The Woman They Told Her Not to Touch
In February 1813, Elizabeth Fry walked through the iron gates of London's Newgate Prison and into a scene that made seasoned guards flinch. Three hundred women and their children were crammed into two rooms, sleeping on bare stone without bedding, many half-clothed and sick. Respectable society had written them off. Fellow reformers warned Fry to stay away — these women were beyond help, and besides, a proper Quaker mother of eleven had no business in such a place.

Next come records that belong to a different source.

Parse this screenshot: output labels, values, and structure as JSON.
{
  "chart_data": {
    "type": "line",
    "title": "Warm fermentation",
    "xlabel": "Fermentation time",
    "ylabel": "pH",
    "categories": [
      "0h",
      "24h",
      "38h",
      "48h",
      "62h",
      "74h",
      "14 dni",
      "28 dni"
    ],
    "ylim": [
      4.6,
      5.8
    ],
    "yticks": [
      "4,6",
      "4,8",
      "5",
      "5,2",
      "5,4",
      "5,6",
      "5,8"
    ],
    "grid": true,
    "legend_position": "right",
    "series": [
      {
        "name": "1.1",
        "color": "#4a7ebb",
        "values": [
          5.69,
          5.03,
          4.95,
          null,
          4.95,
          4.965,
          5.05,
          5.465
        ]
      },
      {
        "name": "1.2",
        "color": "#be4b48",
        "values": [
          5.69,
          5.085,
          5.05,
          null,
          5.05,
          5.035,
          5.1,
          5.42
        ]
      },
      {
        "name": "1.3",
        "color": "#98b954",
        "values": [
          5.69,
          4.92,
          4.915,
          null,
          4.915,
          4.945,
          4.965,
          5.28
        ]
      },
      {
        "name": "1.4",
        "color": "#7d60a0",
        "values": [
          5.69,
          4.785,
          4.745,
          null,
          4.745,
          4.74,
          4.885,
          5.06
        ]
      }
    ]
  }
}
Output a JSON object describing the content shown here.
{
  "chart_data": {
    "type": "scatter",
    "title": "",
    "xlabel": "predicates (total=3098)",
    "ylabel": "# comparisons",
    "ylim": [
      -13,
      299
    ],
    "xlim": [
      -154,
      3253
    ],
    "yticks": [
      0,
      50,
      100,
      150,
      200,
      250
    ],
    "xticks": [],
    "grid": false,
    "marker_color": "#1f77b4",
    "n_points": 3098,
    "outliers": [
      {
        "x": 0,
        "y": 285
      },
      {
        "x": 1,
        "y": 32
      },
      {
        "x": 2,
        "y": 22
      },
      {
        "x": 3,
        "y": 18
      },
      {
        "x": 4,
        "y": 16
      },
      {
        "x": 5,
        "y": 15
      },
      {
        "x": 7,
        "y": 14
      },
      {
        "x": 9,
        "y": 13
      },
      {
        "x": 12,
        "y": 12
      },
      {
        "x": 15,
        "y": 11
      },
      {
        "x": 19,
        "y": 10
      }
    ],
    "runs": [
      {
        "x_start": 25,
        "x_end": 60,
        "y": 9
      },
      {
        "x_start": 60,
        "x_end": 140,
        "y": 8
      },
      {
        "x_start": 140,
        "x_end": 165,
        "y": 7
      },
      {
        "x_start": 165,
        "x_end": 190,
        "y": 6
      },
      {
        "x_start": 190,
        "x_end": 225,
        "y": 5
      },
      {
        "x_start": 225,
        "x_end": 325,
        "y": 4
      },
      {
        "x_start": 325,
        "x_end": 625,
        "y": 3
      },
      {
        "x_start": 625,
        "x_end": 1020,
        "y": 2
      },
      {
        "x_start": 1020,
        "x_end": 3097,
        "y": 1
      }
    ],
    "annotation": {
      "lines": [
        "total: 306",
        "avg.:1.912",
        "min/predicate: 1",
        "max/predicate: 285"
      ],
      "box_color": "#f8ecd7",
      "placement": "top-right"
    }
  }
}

Fry went anyway. She sat on the filthy floor and read Scripture aloud. She looked women in the eye who had not been looked at with dignity in years. She organized a school for the children, provided clean clothing, and advocated before Parliament for humane treatment. Critics called her efforts inappropriate and her presence in the prison improper. She answered simply that no rule of decorum should prevent a human being from receiving mercy.
When Jesus laid His hands on a woman bent double for eighteen years in that synagogue, the religious leader sputtered about Sabbath rules. But the Almighty had not come to honor a calendar — He came to honor a daughter. Jesus saw past every regulation to a woman who had been overlooked for nearly two decades and declared her free.
Sometimes the most sacred thing we can do is ignore the voices that say, "Not here, not now, not her," and offer the dignity that God intended all along.